I asked Graham Kelly if he wanted to respond to the post made by...

I asked Graham Kelly if he wanted to respond to the post made by vrs37 today.  Here is his reply.


GK: My initial comment is that this is a sensible post with some insights into clinical design that suggests to me it is from someone with first-hand clinical trial knowledge.

vrs37:   If they think they have a biological target and their drug could help in septic shock then why not run a proof of principle trial in all comers with severe sepsis instead of just Covid? There are a million hospitalised in US alone with severe sepsis, multiple bacterial causes, nothing to do with Covid.

• GK:  On the question of why COVID-19 patients and not patients with septic shock from other infective or non-infective causes.
  • The regulatory and ethical approval processes happen to be accelerated for COVID-19 patients. For example, Ukraine has an expedited approval process. This isn’t the case with other infective or non-infective causes of septic shock
  • We need to test the rationale in patients affected by the same initiating cause. COVID-19 patients happen to be abundant and uniform in nature

vrs37:   Dose escalation & expansion is more usually seen in early oncology trials. Not sure purpose of expansion here but suppose have to see a trial protocol to understand their logic, also what markers they are looking to show benefit.

• GK::  No argument…NOX’s expertise is in oncology trial design. However, in recognising that, the clinical protocol has been designed on the advice of experts such as intensivists currently dealing with COVID-19 patients. The FDA also provided significant guidance

vrs37: What does prompt and extensive response from FDA mean? Devils in the detail but could be diplomatic way of saying FDA gave NOX’s trial a hammering.
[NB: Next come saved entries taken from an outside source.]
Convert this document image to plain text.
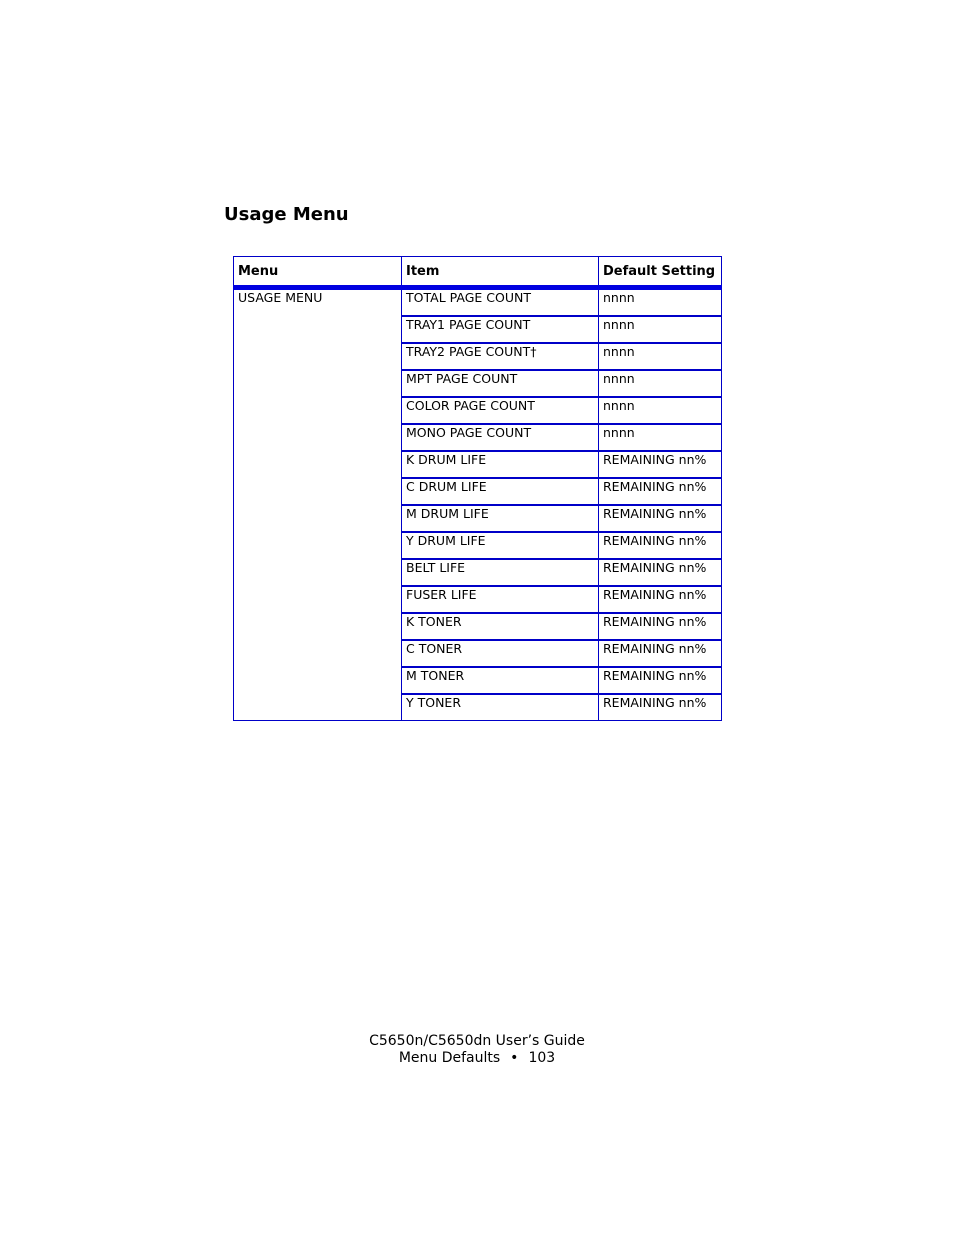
Usage Menu
Menu	Item	Default Setting
USAGE MENU	TOTAL PAGE COUNT	nnnn
	TRAY1 PAGE COUNT	nnnn
	TRAY2 PAGE COUNT†	nnnn
	MPT PAGE COUNT	nnnn
	COLOR PAGE COUNT	nnnn
	MONO PAGE COUNT	nnnn
	K DRUM LIFE	REMAINING nn%
	C DRUM LIFE	REMAINING nn%
	M DRUM LIFE	REMAINING nn%
	Y DRUM LIFE	REMAINING nn%
	BELT LIFE	REMAINING nn%
	FUSER LIFE	REMAINING nn%
	K TONER	REMAINING nn%
	C TONER	REMAINING nn%
	M TONER	REMAINING nn%
	Y TONER	REMAINING nn%
C5650n/C5650dn User’s Guide
Menu Defaults • 103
• GK:  Prompt and extensive response from the FDA means exactly that. They responded to our pre-IND submission within 10 days and provided extensive comment on clinical trial design. They also have sought certain data which the Company is in the process of supplying.

vrs37:  : TBH this looks a bit like a case of small biotech that’s core competency is cancer diverting into new area in which it seems to have limited or no competency, based on a scientist in lab tinkering and finding possible theoretical target to justify joining Covid bandwagon. Nothing wrong with opportunism but as investor you’d want to hope the strategy is right.

• GK: Re “core competencies”, “tinkering”, “bandwagon” etc. The lab who alerted us to this opportunity happens to be at the forefront of research globally into the role of the STING signaling pathway in septic shock. When someone of that caliber

• alerts you to the fact that your drug is confirmed as a potent inhibitor of the STING signalling pathway
• and that that pathway is increasingly being seen as the prime initiator of the cytokine storm
• and that idronoxil is the only known clinic-ready inhibitor of that pathway

…… then you take it seriously.

Drug development is all about opportunity – being smart enough to recognise it and flexible enough to take advantage of it. That is what NOX is doing. It is an addendum to our main purpose which is that of bringing a drug for end-stage prostate cancer to market. But this Company isn’t going to die wondering about it making a positive contribution to a pandemic that has taken about half a million lives already.